Ce compromis sur le partage des postes pour l’exécutif devant conduire la RDC aux élections en décembre 2017 aura permis de débloquer tant soi peu les tractations qui perdurent depuis plus de trois semaines.
Les tractations du Centre interdiocésain, qui se déroulent sous la facilitation des évêques catholiques membres de la Conférence épiscopale nationale du Congo (Cénco) pour la mise en œuvre de l’accord du 31 décembre, ont connu ces derniers jours quelques avancées. Après le consensus trouvé autour de la composition du Conseil national de suivi dudit accord, les parties prenantes se sont également mises d’accord sur la répartition des postes au sein du prochain gouvernement de transition. Cette question qui a longtemps freiné le processus a pu être réglée du fait que les uns et les autres ont finalement mis un peu d’eau dans leur vin en faisant prévaloir l’intérêt supérieur de la nation.

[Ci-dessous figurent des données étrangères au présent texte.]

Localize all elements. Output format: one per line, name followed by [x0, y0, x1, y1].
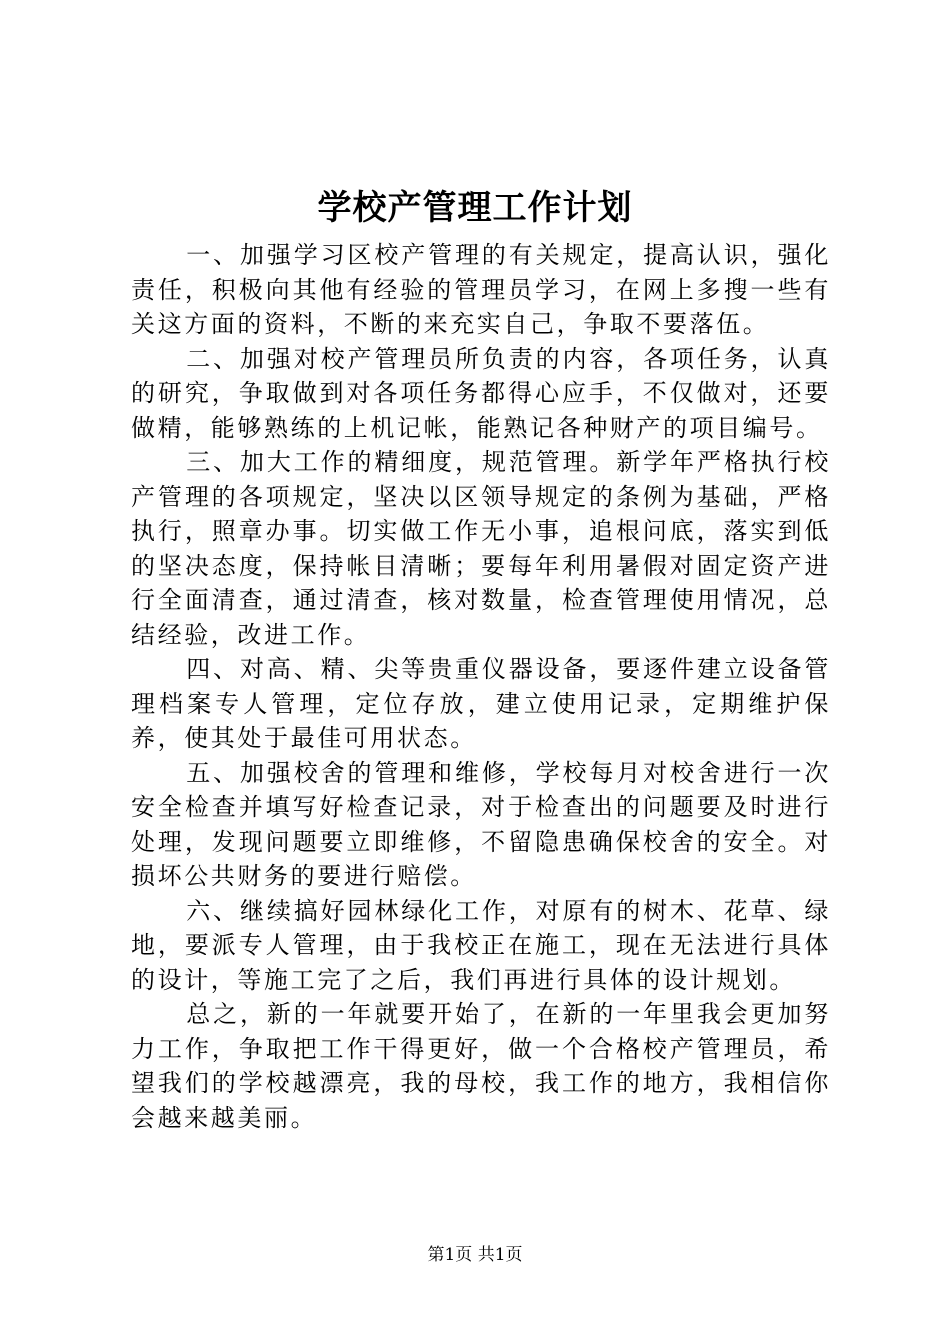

D’après une source proche de l’opposition non signataire de l’accord du 18 octobre cristallisée autour du Rassemblement, il a fallu bouger certains variables, notamment la taille du gouvernement, de sorte à avoir une marge de manœuvre conséquente susceptible de prendre en compte la quasi-totalité des forces politiques. « Avec cette augmentation de la taille du gouvernement, on s'est mis d'accord sur le nombre pour chaque composante », a-t-il précisé. C’est sur cette base que les membres actuels du gouvernement représentant l’opposition signataire de l’accord du 18 octobre ont été rassurés de figurer dans la prochaine équipe gouvernementale.
Ainsi donc, au lieu de quarante-six postes ministériels tel qu’initialement proposé, le futur gouvernement de transition comptera cinquante-trois membres. La répartition des postes s’est effectuée de manière ci-après : la majorité présidentielle disposera de dix-huit ministres et trois vice-ministres. La coalition Rassemblement de l’opposition disposera, quant à elle, de treize ministres et trois vice-ministres. Huit ministères et trois vice-ministres seront occupés par des membres de l’opposition signataire de l’accord du 18 octobre 2016 tandis que l’opposition républicaine de Kengo wa Dondo disposera de deux ministres et un vice-ministre.
Cette répartition des postes pour l’exécutif devant conduire la RDC aux élections en décembre 2017 aura permis de débloquer les tractations qui perdurent depuis plus de trois semaines. Seule la question du mode de désignation du Premier ministre achoppe. La majorité exige au Rassemblement une proposition de plusieurs noms, alors que la coalition dirigée par Tshisekedi ne souhaite en présenter qu’un seul. La Cénco continue à faire pression pour que la majorité et l’opposition s’entendent urgemment sur cette question au risque de chambouler un processus arrivé presqu’à son terme, étant entendu que le Premier ministre est censé être présenté, par sa composante (Le Rassemblement), le 5 février.